For nonprescription therapies, the NAMS panel recommended two behavioral approaches: a cognitive-behavioral therapy approach combining relaxation techniques, sleep hygiene and learning; and clinical hypnosis, which was better than a “structured attention” therapy approach and significantly better than no treatment in breast cancer survivors. Weight loss, stress reduction, a soy derivative (S-equol), and stellate ganglion block (nerve block) showed potential, but caution is recommended.

JoAnn V. Pinkerton

For prescription therapies improvements are seen, although in general they do not offer as much relief as HT. The NAMS panel recommended the FDA-approved nonhormonal therapy low-dose paroxetine salt. Although not approved by the FDA, the serotonin-norepinephrine reuptake inhibitors (SNRIs, such as venlafaxine), the gabapentinoids (gabapentin and pregabalin) and clonidine have been found effective over placebo but less effective than HT. For safety, the panel recommended use of the lowest dose with adjustment in dose as tolerated. Benefits and risks for individual patients need to be balanced, including lack of long-term safety and efficacy data.

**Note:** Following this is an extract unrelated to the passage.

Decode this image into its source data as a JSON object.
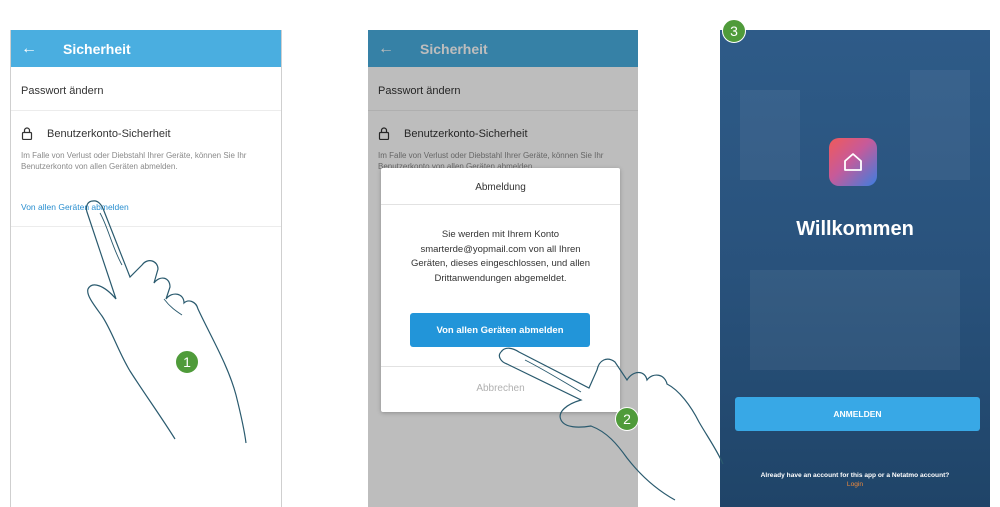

For most lifestyle approaches, herbs and supplements the evidence was lacking or negative. Techniques unlikely to work include exercise, yoga, paced respiration and acupuncture. Similar lack of efficacy was seen with black cohosh, dong quai, evening primrose, flaxseed, maca, omega-3s, pollen extract, vitamins, relaxation, calibration of neural oscillations (a brain-training technique), homeopathy and chiropractic interventions.

JoAnn V. Pinkerton, MD, is medical director of the Midlife Health Center, professor of obstetrics and gynecology and vice chair of academic affairs at the University of Virginia, Charlottesville. Disclosure: Pinkerton reports no relevant financial disclosures.

References:

Stuenkel CA, et al. J Clin Endocrinol Metab. 2015;doi:10.1210/jc.2015-2236.

The North American Menopause Society. Menopause. 2015;doi:10.1097/GME.0000000000000546.